Грицелиус слушал существо, словно зачарованный, едва не открыв рот: сложно устоять, когда перед тобой открывают такие тайны… А затем резко опомнился:
— Подожди, но что будет внутри потока со мной? Я не потеряю память? Или свою магию? Ведь если все души двигаются этим путём, должно быть множество людей, что помнят предыдущую жизнь, а я ни разу не встречал подобного ребёнка…
— Это зависит от твоего дальнейшего мира и его властителей. Сами по себе Поток безвреден для всех душ, что в него попадают. — терпеливо ответил дух света. — Даже наоборот: при наличии некоторых знаний и обладании изначальной мощью, опытный волшебник может зачерпнуть немного силы для себя. Правда, не всё стражи воспринимают это легко…
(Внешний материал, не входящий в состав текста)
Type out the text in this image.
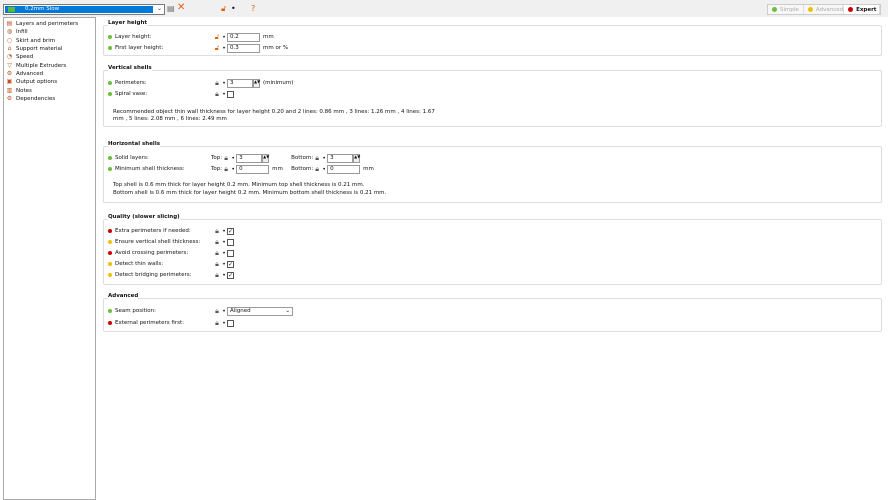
0.2mm Slow	⌄ ▤ ✕	🔓︎ • ?	Simple	Advanced Expert
▤ Layers and perimeters
◍ Infill
○ Skirt and brim
⌂ Support material
◔ Speed
▽ Multiple Extruders
⚙ Advanced
▣ Output options
▥ Notes
⚙ Dependencies
Layer height
Layer height:	🔓︎ • 0.2	mm
First layer height:	🔓︎ • 0.3	mm or %
Vertical shells
Perimeters:	🔒︎ • 3	▲▼ (minimum)
Spiral vase:	🔒︎ •
Recommended object thin wall thickness for layer height 0.20 and 2 lines: 0.86 mm , 3 lines: 1.26 mm , 4 lines: 1.67
mm , 5 lines: 2.08 mm , 6 lines: 2.49 mm
Horizontal shells
Solid layers:	Top: 🔒︎ • 3	▲▼	Bottom: 🔒︎ • 3	▲▼
Minimum shell thickness:	Top: 🔒︎ • 0	mm	Bottom: 🔒︎ • 0	mm
Top shell is 0.6 mm thick for layer height 0.2 mm. Minimum top shell thickness is 0.21 mm.
Bottom shell is 0.6 mm thick for layer height 0.2 mm. Minimum bottom shell thickness is 0.21 mm.
Quality (slower slicing)
Extra perimeters if needed:	🔒︎ • ✓
Ensure vertical shell thickness:	🔒︎ •
Avoid crossing perimeters:	🔒︎ •
Detect thin walls:	🔒︎ • ✓
Detect bridging perimeters:	🔒︎ • ✓
Advanced
Seam position:	🔒︎ • Aligned	⌄
External perimeters first:	🔒︎ •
— Стражи? — вопросительно приподнял бровь Грицелиус.
— Некоторые предпочитают оставаться внутри потока по тем или иным причинам, посвящая свою жизнь его защите, ну, или защите входов и выходов в него. Либо защите душ, что путешествуют по нему… Совершенно бесполезное занятие, на мой взгляд: навредить душе внутри потока против её воли практически невозможно.
Волшебник помедлил со следующим вопросом, погружаясь в размышления.
— Если всё действительно так… Зачем мне твоя помощь?
— Навигация внутри Потока - задача крайне непростая, которая усложняется тем, что ты не можешь вернуться в обратном направлении. Это непреложное правило, закон мироздания: ты не можешь двигаться назад в реке душ, не может родиться в том же мире, откуда пришёл дважды. Я мог бы провести тебя в мир, который тебе по душе: самостоятельно отыскать его ты всё равно не сможешь, останется лишь действовать вслепую. В некоторых местах, возможно, тебе удастся найти стражей, местных богов или их посланников: но они не всегда бывают правдивы, да и могут выставить неприятные условия для входа в тот или иной мир.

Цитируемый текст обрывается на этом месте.